He followed her to the lift. 'Can you let me out of here now?' He was still clutching the trannies - the ones he'd promised his client for tonight.
She reached into the bucket and pulled out something dirty-green - an automatic scratched around the barrel. She pointed it at his thigh.
'Bloody hell.' His lunch turned to liquid.
'Back up - or I drill your leg.'
He reversed two steps from the lift door. 'Look, I'm nothing to do with this.'
She pulled a blank smartcard from her pocket, touched it to the square on the wall. Far off, he heard a lift start up. Blood pounding in his chest, he held up the stiffened envelope. 'I was just delivering this upstairs. The lift dumped me and I couldn't get it back.'
Her eyes moved to his face but the gun still pointed directly at his thigh. 'You don't have to convince me. Hard men don't yell out, "Hello".'
His became acutely aware of his leg as if it were pleading for protection. 'So why can't I go down?'
'If they've run a desk check you'll get zapped.'
'I could get zapped here.'
'Down there, you'll stop a burst.'
He couldn't take his eyes off the gun. The hole in the end looked like a tunnel. 'So how do I get out?' Sweat ran down the back of his shirt.
'You weren't supposed to get in.' she shrugged. 'Ring the police.'
'On wrecked phones?'
'I won't have got them all. Wait ten minutes before you ring.'
'I like to breathe.'
'And I'll get lumbered for what you've done.'
'They'll know you're a stray. You'll survive.'
'So I'm supposed to help you get away?'
'If you want to know how to use the phones...'
'I've used a phone before.'
'Not like these.'
'Okay.' He flashed his palms at her - submissive body language. 'Ten minutes.' Despite his fright, his photographer's eye, from long habit, registered her pose - legs slightly apart, the gun an extension of her hand, the rough canvas of the shrouded lift behind...
She said, 'They're digital vocorders. To switch to duplex crypto mode you insert a smart card, enter a PIN. Or they could be network keyed. They're designed for use on ISDN - but these don't use that network so you'll get out.'
The padded box opened behind her. She lifted the bucket, backed into the lift. 'There are five modes. Clear speech, authentication, speech encrypted, clear data, data encrypted. Find one that's up, then fiddle with the buttons. When you get clear speech mode you can use it on a normal line.' The gun pointed at his thigh until the closing doors severed the threat.
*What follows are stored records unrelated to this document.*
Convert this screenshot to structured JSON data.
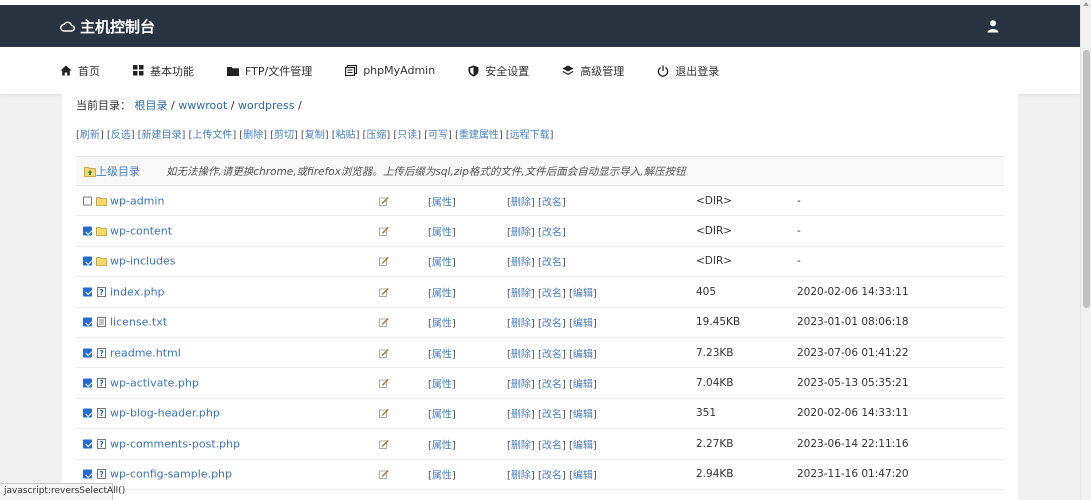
{
  "header": {
    "title": "主机控制台"
  },
  "nav": [
    {
      "label": "首页",
      "icon": "home-icon"
    },
    {
      "label": "基本功能",
      "icon": "grid-icon"
    },
    {
      "label": "FTP/文件管理",
      "icon": "folder-icon"
    },
    {
      "label": "phpMyAdmin",
      "icon": "database-icon"
    },
    {
      "label": "安全设置",
      "icon": "shield-icon"
    },
    {
      "label": "高级管理",
      "icon": "layers-icon"
    },
    {
      "label": "退出登录",
      "icon": "power-icon"
    }
  ],
  "breadcrumb": {
    "prefix": "当前目录：",
    "root": "根目录",
    "level1": "wwwroot",
    "level2": "wordpress",
    "sep": "/"
  },
  "toolbar": [
    "刷新",
    "反选",
    "新建目录",
    "上传文件",
    "删除",
    "剪切",
    "复制",
    "粘贴",
    "压缩",
    "只读",
    "可写",
    "重建属性",
    "远程下载"
  ],
  "table": {
    "parent_label": "上级目录",
    "notice": "如无法操作,请更换chrome,或firefox浏览器。上传后缀为sql,zip格式的文件,文件后面会自动显示导入,解压按钮",
    "attr_label": "属性",
    "delete_label": "删除",
    "rename_label": "改名",
    "edit_label": "编辑",
    "rows": [
      {
        "name": "wp-admin",
        "type": "dir",
        "checked": false,
        "size": "<DIR>",
        "date": "-"
      },
      {
        "name": "wp-content",
        "type": "dir",
        "checked": true,
        "size": "<DIR>",
        "date": "-"
      },
      {
        "name": "wp-includes",
        "type": "dir",
        "checked": true,
        "size": "<DIR>",
        "date": "-"
      },
      {
        "name": "index.php",
        "type": "php",
        "checked": true,
        "size": "405",
        "date": "2020-02-06 14:33:11"
      },
      {
        "name": "license.txt",
        "type": "txt",
        "checked": true,
        "size": "19.45KB",
        "date": "2023-01-01 08:06:18"
      },
      {
        "name": "readme.html",
        "type": "php",
        "checked": true,
        "size": "7.23KB",
        "date": "2023-07-06 01:41:22"
      },
      {
        "name": "wp-activate.php",
        "type": "php",
        "checked": true,
        "size": "7.04KB",
        "date": "2023-05-13 05:35:21"
      },
      {
        "name": "wp-blog-header.php",
        "type": "php",
        "checked": true,
        "size": "351",
        "date": "2020-02-06 14:33:11"
      },
      {
        "name": "wp-comments-post.php",
        "type": "php",
        "checked": true,
        "size": "2.27KB",
        "date": "2023-06-14 22:11:16"
      },
      {
        "name": "wp-config-sample.php",
        "type": "php",
        "checked": true,
        "size": "2.94KB",
        "date": "2023-11-16 01:47:20"
      }
    ]
  },
  "statusbar": "javascript:reversSelectAll()",
  "colors": {
    "header_bg": "#2a3440",
    "link": "#4a7fc0",
    "checkbox": "#1f6ed4"
  }
}
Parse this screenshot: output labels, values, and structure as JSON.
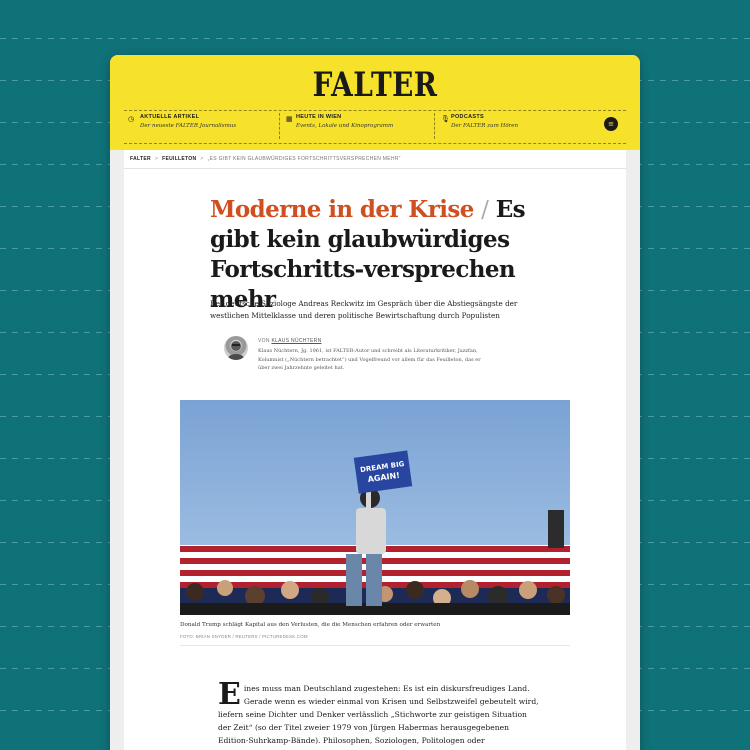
{
  "site": {
    "logo": "FALTER"
  },
  "nav": [
    {
      "icon": "clock-icon",
      "title": "Aktuelle Artikel",
      "subtitle": "Der neueste FALTER Journalismus"
    },
    {
      "icon": "calendar-icon",
      "title": "Heute in Wien",
      "subtitle": "Events, Lokale und Kinoprogramm"
    },
    {
      "icon": "microphone-icon",
      "title": "Podcasts",
      "subtitle": "Der FALTER zum Hören"
    }
  ],
  "menu_button_icon": "hamburger-icon",
  "breadcrumb": [
    "FALTER",
    "FEUILLETON",
    "„ES GIBT KEIN GLAUBWÜRDIGES FORTSCHRITTSVERSPRECHEN MEHR“"
  ],
  "article": {
    "kicker": "Moderne in der Krise",
    "title": "Es gibt kein glaubwürdiges Fortschritts-versprechen mehr",
    "lead": "Der deutsche Soziologe Andreas Reckwitz im Gespräch über die Abstiegsängste der westlichen Mittelklasse und deren politische Bewirtschaftung durch Populisten",
    "author_prefix": "VON",
    "author_name": "KLAUS NÜCHTERN",
    "author_bio": "Klaus Nüchtern, Jg. 1961, ist FALTER-Autor und schreibt als Literaturkritiker, Jazzfan, Kolumnist („Nüchtern betrachtet“) und Vogelfreund vor allem für das Feuilleton, das er über zwei Jahrzehnte geleitet hat.",
    "image_sign_line1": "DREAM BIG",
    "image_sign_line2": "AGAIN!",
    "caption": "Donald Trump schlägt Kapital aus den Verlusten, die die Menschen erfahren oder erwarten",
    "credit": "FOTO: BRIAN SNYDER / REUTERS / PICTUREDESK.COM",
    "dropcap": "E",
    "body": "ines muss man Deutschland zugestehen: Es ist ein diskursfreudiges Land. Gerade wenn es wieder einmal von Krisen und Selbstzweifel gebeutelt wird, liefern seine Dichter und Denker verlässlich „Stichworte zur geistigen Situation der Zeit“ (so der Titel zweier 1979 von Jürgen Habermas herausgegebenen Edition-Suhrkamp-Bände). Philosophen, Soziologen, Politologen oder Medienwissen-"
  },
  "colors": {
    "background": "#0f7278",
    "header": "#f6e22a",
    "kicker": "#cf4f20"
  }
}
He slumped into the nearest chair, wet with sweat beneath the leather coat. Jeez. She could have shot him. Now she'd fed him to the wolves.
He waited like a threatened animal. Four minutes. Five.
Finally he searched for a phone. The first fifty were dead. He wondered what kind of device could do so much damage so fast. High-intensity radio frequency? It had to be classified equipment.
He lifted handsets, pressed buttons until he found a phone he could use. A button prompted the words: CLEAR SPEECH. He dialled 000 and asked for police.
He told them what had happened without mentioning the woman. The thing was confusing enough. The operator transferred him to a detective and he repeated the story again. The detective said, 'Your name is Blake?'
'Driver's licence number?'
'Why do you want my...'
'Verification. Licence number please?'
He gave it.
'All right, Mr Blake. Be there soon.'
'I haven't told you where I am yet.'
'We know where you are.' It was a threat.
It took them thirteen and a half minutes. It was nothing like he'd expected.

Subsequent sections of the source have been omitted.